Semuel menjelaskan, aturan mengenai konten yang meresahkan masyarakat dan mengganggu ketertiban umum itu bukan merupakan produk asli dari Permenkominfo 5 Tahun 2020, melainkan murni dari PP 71 tahun 2019 yang merupakan turunan UU ITE.

Dalam hal ini, Permenkominfo 5 Tahun 2020 hadir untuk memberikan batasan-batasan yang sebelumnya tidak dijelaskan dalam PP 71 tahun 2019. Ia mencontohkan, batasan itu juga berlaku untuk pasal mengenai hak akses terhadap data dan sistem.

Itu bukan konten dalam PM 5, aslinya dalam PP 71 tahun 2019, yang kemudian di PM 5 diberikan batasan, ujarnya. Salah satu batasan yang dimaksud adalah permintaan akses ke sistem itu harus melalui penilaian atau assestment lebih dulu, dan bisa ditolak kalau dinyatakan tidak diperlukan.

Lalu, akses terhadap data dan sistem itu dilakukan ketika data yang diminta tidak mencukupi untuk kepentingan hukum dan pengawasan. Karenanya, apabila mencukupi, tidak perlu ada akses data dan sistem.

Meskipun demikian, kami dari Kemkominfo punya komitmen untuk melakukan revisi, memperbaiki atau mengurangi kemungkinan adanya salah tafsir atau penyalahgunaan dalam pasal-pasal yang kami siapkan. Dan, itu sudah masuk dalam agenda untuk melakukan penyesuaian, tutur Teguh.

Terkait kekhawatiran pendaftaran PSE Privat ini, Kemkominfo juga mengatakan, kewajiban pendaftaran Penyelenggara Sistem Elektronik (PSE) tidak bertujuan untuk mengendalikan platform.

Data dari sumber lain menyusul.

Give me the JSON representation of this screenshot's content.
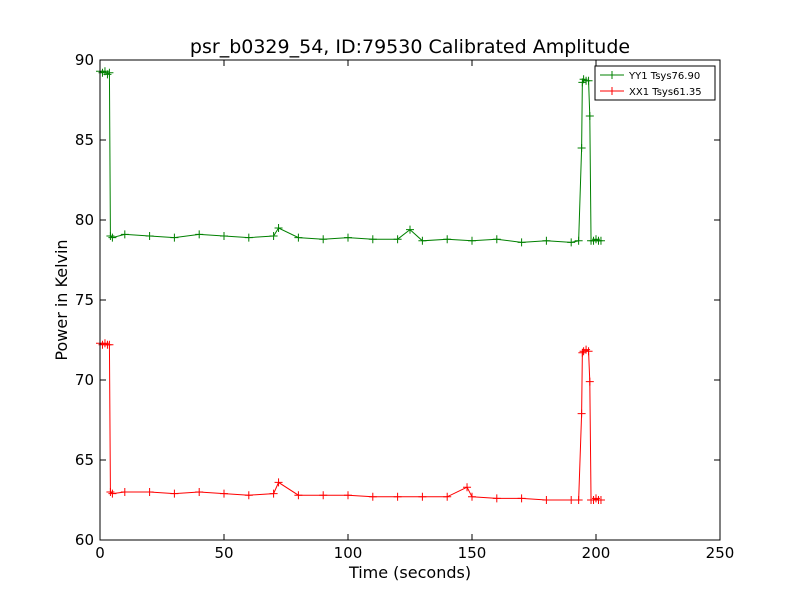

Kalau dikaitkan dengan pengendalian ini lain lagi, ini benar-benar pendataan. Pengendalian sudah ada aturannya, kata Semuel.

Semuel mengatakan, pendaftaran PSE ini dilakukan agar pemerintah mengetahui siapa saja platform digital yang beroperasi secara digital di Indonesia.

Saya rasa ini bukan hanya Indonesia, semua negara punya metodenya masing-masing dan kita modelnya adalah pendaftaran. Jadi saya rasa tidak ada kaitannya (dengan pengendalian), karena ini benar-benar tentang pendataan, katanya. 

Terkait permintaan untuk mengakses sistem, Kemkominfo mengklaim, hal ini dilakukan apabila ada kejahatan yang memang dilakukan oleh pihak perusahaan itu sendiri.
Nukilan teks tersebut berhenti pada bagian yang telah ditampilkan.